4 de junio de 2010

Tú eres un sacerdote para siempre

Salmo 109
El Eterno le dijo a mi señor: “Siéntate a mi diestra, hasta que ponga a tus enemigos por escabel de tus pies”.
Enviará el Eterno desde Sión la vara de tu poder: “Gobierna en medio de tus enemigos”.

Tu pueblo se ofrece voluntariamente en el día de tu poder, en adornos de santidad, desde el seno del alba.
Tuyo es el rocío de tu juventud. El Eterno ha jurado y no se arrepentirá: “Tú eres un sacerdote para siempre, como lo fue Melquisedec”.


El tono épico y hasta beligerante de este salmo nos puede sorprender. ¿Cómo leerlo hoy? ¿Qué sentido espiritual podemos encontrar en esas frases, más propias de un cantar de gesta que de una plegaria íntima? Cuando David escribió los salmos, sabía bien quiénes eran sus enemigos; las guerras y victorias a las que alude eran muy reales. Pero un himno contenido en un libro sagrado va mucho más allá que la historia que relatan sus versos.

¿Quiénes son, hoy, nuestros enemigos? ¿Qué batallas hemos de luchar? ¿Dónde y a quién hemos de gobernar? ¿Qué significa esa frase: “tú eres un sacerdote para siempre…”?

Si trasladamos el sentido más hondo del salmo a nuestra realidad de hoy, seguramente encontraremos respuestas y una analogía muy profunda.

Nuestro gran enemigo, siempre, ha sido el mal. El mal que se traduce, muchas veces, en la tentación de abandonar, en el cansancio, en la desesperanza; quizás en la desidia o en la indiferencia ante los problemas ajenos; o en el resentimiento, en las envidias o las iras incubadas y mal reprimidas; en la pereza mortal o en el egoísmo que nos enroca y nos hiela por dentro. Vencer a todos estos enemigos del alma supone una gran batalla interior. Una batalla que estamos llamados a vencer.

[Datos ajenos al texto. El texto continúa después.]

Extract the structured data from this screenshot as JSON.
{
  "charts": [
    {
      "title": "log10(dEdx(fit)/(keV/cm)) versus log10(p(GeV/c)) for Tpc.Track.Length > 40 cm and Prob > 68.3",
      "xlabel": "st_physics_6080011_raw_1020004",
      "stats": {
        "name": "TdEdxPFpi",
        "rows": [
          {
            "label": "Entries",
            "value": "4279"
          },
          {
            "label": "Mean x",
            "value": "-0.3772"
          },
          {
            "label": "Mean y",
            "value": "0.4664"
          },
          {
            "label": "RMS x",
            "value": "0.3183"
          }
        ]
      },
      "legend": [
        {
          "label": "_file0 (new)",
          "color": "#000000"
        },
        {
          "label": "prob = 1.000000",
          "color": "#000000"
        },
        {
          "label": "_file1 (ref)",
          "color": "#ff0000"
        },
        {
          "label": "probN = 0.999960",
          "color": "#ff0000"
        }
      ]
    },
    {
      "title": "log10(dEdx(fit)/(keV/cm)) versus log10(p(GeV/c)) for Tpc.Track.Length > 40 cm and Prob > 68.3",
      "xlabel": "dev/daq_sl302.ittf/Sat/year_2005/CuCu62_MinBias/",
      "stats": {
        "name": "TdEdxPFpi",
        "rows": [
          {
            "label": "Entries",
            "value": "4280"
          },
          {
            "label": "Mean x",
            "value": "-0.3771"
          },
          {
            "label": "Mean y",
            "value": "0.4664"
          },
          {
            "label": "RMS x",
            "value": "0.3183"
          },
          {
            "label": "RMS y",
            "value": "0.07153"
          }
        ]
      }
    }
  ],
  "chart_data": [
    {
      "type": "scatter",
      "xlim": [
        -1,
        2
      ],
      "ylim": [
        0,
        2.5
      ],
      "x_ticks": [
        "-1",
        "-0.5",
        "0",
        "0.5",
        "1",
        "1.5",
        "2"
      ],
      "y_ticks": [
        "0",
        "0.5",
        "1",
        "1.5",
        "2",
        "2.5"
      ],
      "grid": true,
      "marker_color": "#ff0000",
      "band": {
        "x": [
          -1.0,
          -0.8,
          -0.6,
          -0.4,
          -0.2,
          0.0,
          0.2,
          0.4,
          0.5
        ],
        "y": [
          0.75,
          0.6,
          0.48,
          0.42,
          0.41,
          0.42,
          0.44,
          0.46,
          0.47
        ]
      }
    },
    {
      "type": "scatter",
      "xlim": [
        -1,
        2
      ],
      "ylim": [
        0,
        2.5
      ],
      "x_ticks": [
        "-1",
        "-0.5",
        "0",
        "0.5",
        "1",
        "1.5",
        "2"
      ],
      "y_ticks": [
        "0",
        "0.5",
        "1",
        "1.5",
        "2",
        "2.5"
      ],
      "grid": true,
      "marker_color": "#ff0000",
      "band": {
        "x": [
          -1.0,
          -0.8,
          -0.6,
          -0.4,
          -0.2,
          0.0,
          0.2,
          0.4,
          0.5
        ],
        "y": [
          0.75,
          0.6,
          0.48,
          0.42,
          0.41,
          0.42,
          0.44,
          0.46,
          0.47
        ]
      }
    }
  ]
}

Siéntate a mi diestra”, nos dice Dios. Sentaos a mi lado, refugiaros junto a mí. Amparaos en mi fuerza, bebed de mi amor. Nosotros somos soldados muy débiles y cobardes ante las batallas del alma que se nos presentan. Pero, con Dios, lo tenemos todo. La victoria es nuestra si luchamos a su lado. Él nos dará el poder de gobernar nuestras tentaciones y flaquezas, de dominarlas y transformarlas en virtud. Él nos otorgará la fuerza para vencer el egoísmo y para remontar el abismo de la tristeza y la falta de entusiasmo. Él nos dará la sabiduría, la paciencia, el valor, la constancia. Nosotros sólo tenemos que poner una cosa: nuestro corazón, a todas, abierto y decidido, en sus manos.

Y en manos de Dios nos sentiremos rejuvenecer. “Tuyo es el rocío de tu juventud”. Sí: el que se atreve a combatir el mal contando con Dios crece y mantiene su alma siempre joven, siempre tierna, siempre abierta a la luz.

Y Él le hará “sacerdote”. ¿A qué se refiere? A ese sacerdocio de Cristo que compartimos todos los cristianos bautizados, por el hecho de formar parte de su cuerpo místico, la Iglesia. No el del orden sacerdotal, sino el sacerdocio común de todos aquellos que nos sabemos amados, bendecidos y enviados por Dios a una misión en este mundo. San Pedro en su carta habla de los cristianos como “linaje escogido, sacerdocio real, nación santa…” haciendo alusión al Éxodo: “Seréis para mí un reino de sacerdotes y una nación santa”. Nuestro sacerdocio consiste en hacer de nuestra vida diaria una ofrenda.